Em 1977, o cineasta sul-coreano Shin Sang-ok e a esposa, Choi Eun-hee, foram sequestrados por norte-coreanos na calada da noite. Ambos pararam em alojamentos, a alguns quilômetros de Pyongyang. Ela foi forçada a bancar a moça comportada e entrar no círculo de convívio de Kim Jong-il, futuro ditador da nação oriental. O marido tentou fugir e acabou num campo de concentração por dois anos. Só saiu ao aceitar a condição de virar o diretor oficial da República Popular Democrática da Coreia.
Bancados pelo aparato estatal, Shin e Choi produziram sete longas-metragens para Jong-il, então chefe da propaganda da Coreia do Norte e filho do Supremo Líder Kim Il-sung. As narrativas eram grandes peças publicitárias ufanistas . Uma delas, no entanto, tornou-se a fita mais famosa do país. Curiosamente, tratava-se de um exemplar de cinema kaiju.

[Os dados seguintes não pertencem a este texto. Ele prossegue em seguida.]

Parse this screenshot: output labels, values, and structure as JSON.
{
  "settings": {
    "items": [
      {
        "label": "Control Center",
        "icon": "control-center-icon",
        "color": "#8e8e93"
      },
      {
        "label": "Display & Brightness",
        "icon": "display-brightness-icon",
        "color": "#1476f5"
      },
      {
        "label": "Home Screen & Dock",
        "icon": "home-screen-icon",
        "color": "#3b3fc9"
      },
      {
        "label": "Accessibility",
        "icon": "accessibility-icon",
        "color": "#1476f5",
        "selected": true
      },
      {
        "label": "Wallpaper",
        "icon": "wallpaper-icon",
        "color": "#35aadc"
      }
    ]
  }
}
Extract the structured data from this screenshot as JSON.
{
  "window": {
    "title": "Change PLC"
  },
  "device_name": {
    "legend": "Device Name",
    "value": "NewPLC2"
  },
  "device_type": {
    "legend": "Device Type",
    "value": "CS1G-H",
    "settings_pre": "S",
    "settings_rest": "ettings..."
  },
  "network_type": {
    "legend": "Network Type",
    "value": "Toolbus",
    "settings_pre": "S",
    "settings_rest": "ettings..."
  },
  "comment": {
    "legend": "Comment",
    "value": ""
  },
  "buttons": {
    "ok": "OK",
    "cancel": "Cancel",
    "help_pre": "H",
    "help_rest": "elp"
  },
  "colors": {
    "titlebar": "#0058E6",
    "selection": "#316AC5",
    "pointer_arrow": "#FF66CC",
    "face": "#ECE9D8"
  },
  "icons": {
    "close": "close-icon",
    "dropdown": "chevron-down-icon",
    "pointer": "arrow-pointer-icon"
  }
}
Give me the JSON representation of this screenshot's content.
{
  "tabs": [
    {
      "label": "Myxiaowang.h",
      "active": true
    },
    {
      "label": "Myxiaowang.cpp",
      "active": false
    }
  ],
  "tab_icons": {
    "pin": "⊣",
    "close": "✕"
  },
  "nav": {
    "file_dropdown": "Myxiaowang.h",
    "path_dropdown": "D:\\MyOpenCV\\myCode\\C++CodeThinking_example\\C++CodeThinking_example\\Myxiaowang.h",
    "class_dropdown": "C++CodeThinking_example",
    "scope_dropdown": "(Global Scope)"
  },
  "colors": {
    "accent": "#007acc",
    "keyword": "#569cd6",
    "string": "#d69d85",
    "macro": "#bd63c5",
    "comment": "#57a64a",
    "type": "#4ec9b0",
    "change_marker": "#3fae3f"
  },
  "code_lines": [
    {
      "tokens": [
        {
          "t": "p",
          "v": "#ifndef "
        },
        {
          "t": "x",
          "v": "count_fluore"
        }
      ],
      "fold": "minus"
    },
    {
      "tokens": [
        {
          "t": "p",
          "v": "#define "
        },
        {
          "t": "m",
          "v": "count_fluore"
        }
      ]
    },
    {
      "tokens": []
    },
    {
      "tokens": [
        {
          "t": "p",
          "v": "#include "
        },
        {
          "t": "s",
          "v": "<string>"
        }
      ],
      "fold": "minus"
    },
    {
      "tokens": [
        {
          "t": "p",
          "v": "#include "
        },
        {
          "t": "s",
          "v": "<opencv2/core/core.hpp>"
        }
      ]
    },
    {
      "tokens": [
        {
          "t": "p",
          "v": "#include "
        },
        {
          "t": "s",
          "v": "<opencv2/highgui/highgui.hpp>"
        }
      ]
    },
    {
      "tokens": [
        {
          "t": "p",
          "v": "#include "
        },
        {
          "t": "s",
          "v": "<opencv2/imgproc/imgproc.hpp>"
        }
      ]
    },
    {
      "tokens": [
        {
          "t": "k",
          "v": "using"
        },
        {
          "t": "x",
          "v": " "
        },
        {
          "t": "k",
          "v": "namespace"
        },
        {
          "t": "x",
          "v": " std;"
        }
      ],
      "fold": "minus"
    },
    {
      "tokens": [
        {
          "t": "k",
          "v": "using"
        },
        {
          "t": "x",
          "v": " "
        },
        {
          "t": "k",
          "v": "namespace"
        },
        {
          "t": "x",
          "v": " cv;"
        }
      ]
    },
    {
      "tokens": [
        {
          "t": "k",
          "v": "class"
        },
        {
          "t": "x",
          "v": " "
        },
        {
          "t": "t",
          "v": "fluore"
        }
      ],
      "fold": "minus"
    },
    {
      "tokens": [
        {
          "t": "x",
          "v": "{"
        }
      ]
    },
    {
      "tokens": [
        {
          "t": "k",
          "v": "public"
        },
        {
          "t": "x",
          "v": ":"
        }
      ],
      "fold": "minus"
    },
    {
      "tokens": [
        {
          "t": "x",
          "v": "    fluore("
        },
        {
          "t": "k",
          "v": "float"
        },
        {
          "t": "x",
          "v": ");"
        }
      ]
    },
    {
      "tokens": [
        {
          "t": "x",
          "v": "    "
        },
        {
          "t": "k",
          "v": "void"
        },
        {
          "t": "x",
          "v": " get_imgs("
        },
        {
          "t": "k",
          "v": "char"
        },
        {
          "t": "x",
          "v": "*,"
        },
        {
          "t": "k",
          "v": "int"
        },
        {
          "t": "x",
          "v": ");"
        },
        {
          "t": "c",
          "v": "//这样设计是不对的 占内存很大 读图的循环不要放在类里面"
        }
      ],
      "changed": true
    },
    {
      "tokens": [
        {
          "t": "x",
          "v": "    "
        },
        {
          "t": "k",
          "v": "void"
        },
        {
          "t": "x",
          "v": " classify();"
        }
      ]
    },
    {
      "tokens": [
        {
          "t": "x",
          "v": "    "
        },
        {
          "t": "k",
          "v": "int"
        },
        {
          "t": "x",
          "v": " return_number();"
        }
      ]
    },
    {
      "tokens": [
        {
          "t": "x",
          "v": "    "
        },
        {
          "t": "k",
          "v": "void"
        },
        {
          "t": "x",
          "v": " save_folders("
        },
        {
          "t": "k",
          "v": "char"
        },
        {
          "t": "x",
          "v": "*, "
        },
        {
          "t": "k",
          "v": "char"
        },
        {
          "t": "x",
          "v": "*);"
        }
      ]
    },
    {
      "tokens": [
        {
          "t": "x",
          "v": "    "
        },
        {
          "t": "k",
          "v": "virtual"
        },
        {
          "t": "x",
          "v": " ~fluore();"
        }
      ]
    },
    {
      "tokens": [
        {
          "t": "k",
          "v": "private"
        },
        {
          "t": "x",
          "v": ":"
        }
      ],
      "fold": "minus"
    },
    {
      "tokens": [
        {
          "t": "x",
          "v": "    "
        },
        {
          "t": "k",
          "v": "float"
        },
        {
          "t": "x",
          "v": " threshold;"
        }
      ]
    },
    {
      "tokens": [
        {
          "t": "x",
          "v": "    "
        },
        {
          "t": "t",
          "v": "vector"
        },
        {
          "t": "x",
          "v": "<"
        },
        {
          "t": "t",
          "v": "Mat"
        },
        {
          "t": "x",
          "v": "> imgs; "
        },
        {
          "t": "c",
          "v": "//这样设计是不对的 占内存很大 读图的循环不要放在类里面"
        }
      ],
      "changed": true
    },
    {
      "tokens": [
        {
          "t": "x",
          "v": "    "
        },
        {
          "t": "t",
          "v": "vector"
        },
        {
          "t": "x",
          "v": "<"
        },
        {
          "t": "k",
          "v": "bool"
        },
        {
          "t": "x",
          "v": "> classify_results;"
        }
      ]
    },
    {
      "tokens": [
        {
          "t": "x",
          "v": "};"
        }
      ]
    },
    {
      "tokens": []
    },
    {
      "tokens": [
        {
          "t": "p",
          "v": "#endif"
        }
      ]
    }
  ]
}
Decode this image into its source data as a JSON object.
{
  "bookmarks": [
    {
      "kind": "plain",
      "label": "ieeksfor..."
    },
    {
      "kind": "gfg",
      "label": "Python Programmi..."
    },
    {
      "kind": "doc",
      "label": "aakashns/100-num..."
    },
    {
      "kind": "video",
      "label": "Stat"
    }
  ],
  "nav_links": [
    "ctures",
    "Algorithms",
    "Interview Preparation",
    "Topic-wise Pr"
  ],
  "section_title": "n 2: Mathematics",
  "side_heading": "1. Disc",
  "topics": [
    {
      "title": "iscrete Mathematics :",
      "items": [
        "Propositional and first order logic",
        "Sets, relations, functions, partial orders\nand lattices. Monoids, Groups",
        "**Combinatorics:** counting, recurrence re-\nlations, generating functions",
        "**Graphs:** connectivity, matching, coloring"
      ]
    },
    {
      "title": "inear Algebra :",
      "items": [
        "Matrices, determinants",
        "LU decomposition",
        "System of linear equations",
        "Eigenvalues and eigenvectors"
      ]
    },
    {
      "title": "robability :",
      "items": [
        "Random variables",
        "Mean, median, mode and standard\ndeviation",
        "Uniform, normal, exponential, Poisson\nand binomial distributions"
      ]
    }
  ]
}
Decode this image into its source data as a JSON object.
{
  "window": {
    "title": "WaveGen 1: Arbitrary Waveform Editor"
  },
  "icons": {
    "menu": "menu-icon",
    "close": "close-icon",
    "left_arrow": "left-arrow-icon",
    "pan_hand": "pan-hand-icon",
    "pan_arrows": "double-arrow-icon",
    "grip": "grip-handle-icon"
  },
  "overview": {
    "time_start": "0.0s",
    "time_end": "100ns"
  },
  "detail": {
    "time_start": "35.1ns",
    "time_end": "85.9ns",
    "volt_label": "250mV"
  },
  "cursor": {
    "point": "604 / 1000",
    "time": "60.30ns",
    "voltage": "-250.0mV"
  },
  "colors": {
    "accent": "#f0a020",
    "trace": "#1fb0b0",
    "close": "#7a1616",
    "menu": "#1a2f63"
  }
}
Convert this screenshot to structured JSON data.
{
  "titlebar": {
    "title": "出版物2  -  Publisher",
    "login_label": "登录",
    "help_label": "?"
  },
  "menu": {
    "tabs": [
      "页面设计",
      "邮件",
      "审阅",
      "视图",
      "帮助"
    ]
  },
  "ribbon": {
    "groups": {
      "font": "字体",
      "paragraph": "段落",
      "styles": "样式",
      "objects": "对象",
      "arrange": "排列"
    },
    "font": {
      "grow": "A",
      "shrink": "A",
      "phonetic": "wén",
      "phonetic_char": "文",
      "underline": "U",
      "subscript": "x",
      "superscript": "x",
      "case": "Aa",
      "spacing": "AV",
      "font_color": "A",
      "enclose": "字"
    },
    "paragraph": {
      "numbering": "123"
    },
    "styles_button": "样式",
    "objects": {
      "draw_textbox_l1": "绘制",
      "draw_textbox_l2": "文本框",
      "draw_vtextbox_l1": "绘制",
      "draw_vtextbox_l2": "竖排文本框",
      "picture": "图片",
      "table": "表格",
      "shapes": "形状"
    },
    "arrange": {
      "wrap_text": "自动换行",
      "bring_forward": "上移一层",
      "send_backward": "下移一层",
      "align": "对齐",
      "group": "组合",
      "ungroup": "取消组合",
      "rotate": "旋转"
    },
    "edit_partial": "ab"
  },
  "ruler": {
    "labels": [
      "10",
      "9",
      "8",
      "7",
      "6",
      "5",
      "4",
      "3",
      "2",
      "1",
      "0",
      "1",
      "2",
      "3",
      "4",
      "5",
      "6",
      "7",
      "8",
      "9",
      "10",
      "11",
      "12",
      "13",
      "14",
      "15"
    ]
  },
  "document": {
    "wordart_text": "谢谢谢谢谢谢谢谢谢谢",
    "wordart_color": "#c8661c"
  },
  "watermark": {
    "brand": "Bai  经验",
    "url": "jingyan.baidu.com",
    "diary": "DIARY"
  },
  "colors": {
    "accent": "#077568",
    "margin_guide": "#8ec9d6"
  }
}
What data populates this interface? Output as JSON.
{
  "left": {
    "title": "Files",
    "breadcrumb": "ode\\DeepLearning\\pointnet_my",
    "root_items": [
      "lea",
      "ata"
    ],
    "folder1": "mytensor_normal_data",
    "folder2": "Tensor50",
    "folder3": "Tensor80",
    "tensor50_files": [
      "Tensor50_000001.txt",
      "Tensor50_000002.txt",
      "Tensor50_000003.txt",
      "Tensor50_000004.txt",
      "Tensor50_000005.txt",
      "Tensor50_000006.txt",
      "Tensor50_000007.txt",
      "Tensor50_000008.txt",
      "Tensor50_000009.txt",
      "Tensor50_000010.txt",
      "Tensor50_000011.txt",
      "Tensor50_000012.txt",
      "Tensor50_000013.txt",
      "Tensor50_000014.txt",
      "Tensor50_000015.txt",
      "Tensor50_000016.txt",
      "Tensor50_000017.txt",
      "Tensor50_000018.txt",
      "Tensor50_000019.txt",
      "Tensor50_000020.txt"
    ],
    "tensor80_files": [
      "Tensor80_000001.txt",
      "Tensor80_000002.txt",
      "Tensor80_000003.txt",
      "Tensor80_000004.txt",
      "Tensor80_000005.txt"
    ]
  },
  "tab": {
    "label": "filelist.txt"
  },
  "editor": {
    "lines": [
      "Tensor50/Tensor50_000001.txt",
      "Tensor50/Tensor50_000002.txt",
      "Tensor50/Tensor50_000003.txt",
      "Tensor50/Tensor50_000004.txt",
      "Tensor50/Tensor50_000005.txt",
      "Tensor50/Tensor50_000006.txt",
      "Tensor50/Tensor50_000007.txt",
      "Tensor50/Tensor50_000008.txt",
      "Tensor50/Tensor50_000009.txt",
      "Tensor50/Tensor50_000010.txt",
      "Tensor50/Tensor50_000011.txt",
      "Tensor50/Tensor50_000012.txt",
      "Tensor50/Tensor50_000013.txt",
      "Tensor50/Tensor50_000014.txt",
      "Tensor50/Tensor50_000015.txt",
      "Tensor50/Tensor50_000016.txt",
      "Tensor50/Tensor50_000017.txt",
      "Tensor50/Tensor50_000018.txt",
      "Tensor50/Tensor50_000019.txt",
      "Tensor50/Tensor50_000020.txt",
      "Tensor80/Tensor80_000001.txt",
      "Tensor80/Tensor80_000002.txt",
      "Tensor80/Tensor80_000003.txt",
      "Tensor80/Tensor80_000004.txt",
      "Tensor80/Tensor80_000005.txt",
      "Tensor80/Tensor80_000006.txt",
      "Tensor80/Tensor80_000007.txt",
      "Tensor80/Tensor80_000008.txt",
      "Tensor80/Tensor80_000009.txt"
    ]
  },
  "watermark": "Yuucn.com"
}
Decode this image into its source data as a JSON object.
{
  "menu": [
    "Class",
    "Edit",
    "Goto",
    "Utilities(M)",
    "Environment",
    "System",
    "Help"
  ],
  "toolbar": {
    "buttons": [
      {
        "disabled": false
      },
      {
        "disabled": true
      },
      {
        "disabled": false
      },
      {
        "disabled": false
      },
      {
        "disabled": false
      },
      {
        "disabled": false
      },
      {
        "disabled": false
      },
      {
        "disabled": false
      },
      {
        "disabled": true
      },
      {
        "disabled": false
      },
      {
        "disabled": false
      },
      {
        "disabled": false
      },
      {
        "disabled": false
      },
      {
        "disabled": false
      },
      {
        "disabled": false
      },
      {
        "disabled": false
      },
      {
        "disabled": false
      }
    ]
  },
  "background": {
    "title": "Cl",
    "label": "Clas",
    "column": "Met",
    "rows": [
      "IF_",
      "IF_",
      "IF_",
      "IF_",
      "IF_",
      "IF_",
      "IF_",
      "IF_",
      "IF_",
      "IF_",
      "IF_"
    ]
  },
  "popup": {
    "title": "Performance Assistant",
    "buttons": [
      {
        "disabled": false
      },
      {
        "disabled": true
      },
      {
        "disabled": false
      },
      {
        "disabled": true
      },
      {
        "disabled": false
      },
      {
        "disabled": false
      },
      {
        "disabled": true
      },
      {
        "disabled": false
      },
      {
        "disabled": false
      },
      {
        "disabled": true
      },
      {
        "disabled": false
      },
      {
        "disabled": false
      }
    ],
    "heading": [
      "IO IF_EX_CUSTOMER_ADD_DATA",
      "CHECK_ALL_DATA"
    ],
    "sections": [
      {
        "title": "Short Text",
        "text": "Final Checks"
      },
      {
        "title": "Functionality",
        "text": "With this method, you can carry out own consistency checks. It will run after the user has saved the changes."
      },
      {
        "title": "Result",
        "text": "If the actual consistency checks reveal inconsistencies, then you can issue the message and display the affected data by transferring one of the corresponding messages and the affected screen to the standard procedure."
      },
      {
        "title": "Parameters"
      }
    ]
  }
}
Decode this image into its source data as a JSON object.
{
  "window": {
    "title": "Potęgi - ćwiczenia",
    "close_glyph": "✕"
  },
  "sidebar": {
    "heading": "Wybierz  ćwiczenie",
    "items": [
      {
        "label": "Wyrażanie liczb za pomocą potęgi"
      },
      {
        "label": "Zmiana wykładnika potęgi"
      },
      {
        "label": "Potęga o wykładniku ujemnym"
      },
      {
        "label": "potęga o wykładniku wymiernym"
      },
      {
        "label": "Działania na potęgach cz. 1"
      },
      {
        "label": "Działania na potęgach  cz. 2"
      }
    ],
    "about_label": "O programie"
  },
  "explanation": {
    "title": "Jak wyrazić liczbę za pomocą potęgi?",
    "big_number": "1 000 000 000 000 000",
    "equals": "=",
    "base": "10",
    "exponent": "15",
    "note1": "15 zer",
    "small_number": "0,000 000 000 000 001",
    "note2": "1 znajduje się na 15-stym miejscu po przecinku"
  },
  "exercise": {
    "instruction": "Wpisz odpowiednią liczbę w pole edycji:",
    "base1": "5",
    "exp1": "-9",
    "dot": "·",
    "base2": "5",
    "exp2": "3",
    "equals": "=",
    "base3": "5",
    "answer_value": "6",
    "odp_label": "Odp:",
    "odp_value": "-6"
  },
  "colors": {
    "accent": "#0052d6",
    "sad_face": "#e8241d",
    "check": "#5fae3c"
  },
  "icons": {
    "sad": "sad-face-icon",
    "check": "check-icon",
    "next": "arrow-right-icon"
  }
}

Pulgasari (1985) nasceu como todos os outros títulos comandados por Shin no período em que serviu, forçadamente, ao Partido dos Trabalhadores da Coreia: foi inspirado por um sucesso cinematográfico estrangeiro. Embora filmes de outros países não fossem permitidos dentro da nação comunista, Jong-il mantinha uma vasta coleção particular de obras e era um ávido fã de Godzilla (1954), clássico de Ishirô Honda.
Visivelmente barata, a obra de Shin hoje é um documento histórico interessante.
Para criar uma narrativa com monstro gigante, o ditador e o cineasta se inspiraram em uma lenda local sobre uma criatura que crescia ao devorar metais. Supostamente, há um longa sul-coreano perdido que serviu como base para a narrativa, chamado Bulgasari (1962). O pesquisador Jason Barr, no livro The Kaiju Film: A Critical Study of Cinema’s Biggest Monsters, afirma que a obra pode não passar de uma lenda da internet.
Em Pulgasari, um grupo de trabalhadores de uma ferraria medieval é preso depois de se recusar a entregar suas ferramentas rurais ao Império, que pretende transformá-las em armas. Um ancião, dono da oficina, morre na prisão criando um feitiço para livrar o povo das mãos do opressor imperador. O sacrifício dá vida a um monstro, que cresce ao comer ferro.
A partir daí, a narrativa se torna uma história de guerra. Pulgarasi, a criatura, é a arma dos oprimidos para derrubar o governo. Assim como outras peças de divulgação das “maravilhas” da república popular da Coreia do Norte, a lição aqui é que o trabalho das massas garante igualdade a todos.
Visivelmente barata, a obra de Shin hoje é um documento histórico interessante. Se, por um lado, a trama parece rasa e os efeitos visuais não convencem, apesar de esforçados, assistir a Pulgasari nunca é uma experiência entediante. Muito pelo contrário, quanto mais se pesquisa sobre as condições em que foi lançado, mais interessante a narrativa fica.
A história do sequestro do cineasta sul-coreano e sua esposa por Jong-il é contada pelo jornalista Paul Fischer no livro Uma Produção de Kim Jong-il, lançado no Brasil pela editora Record. O casal, depois de viajar para promover uma das produções bancadas pela Coreia do Norte, pediu asilo na embaixada norte-americana em 1986. Nos Estados Unidos, Shin chegou a escrever uma refilmagem da fita kaiju – de longe sua produção mais conhecida – para a Disney. O projeto virou o telefilme Galgameth (1996).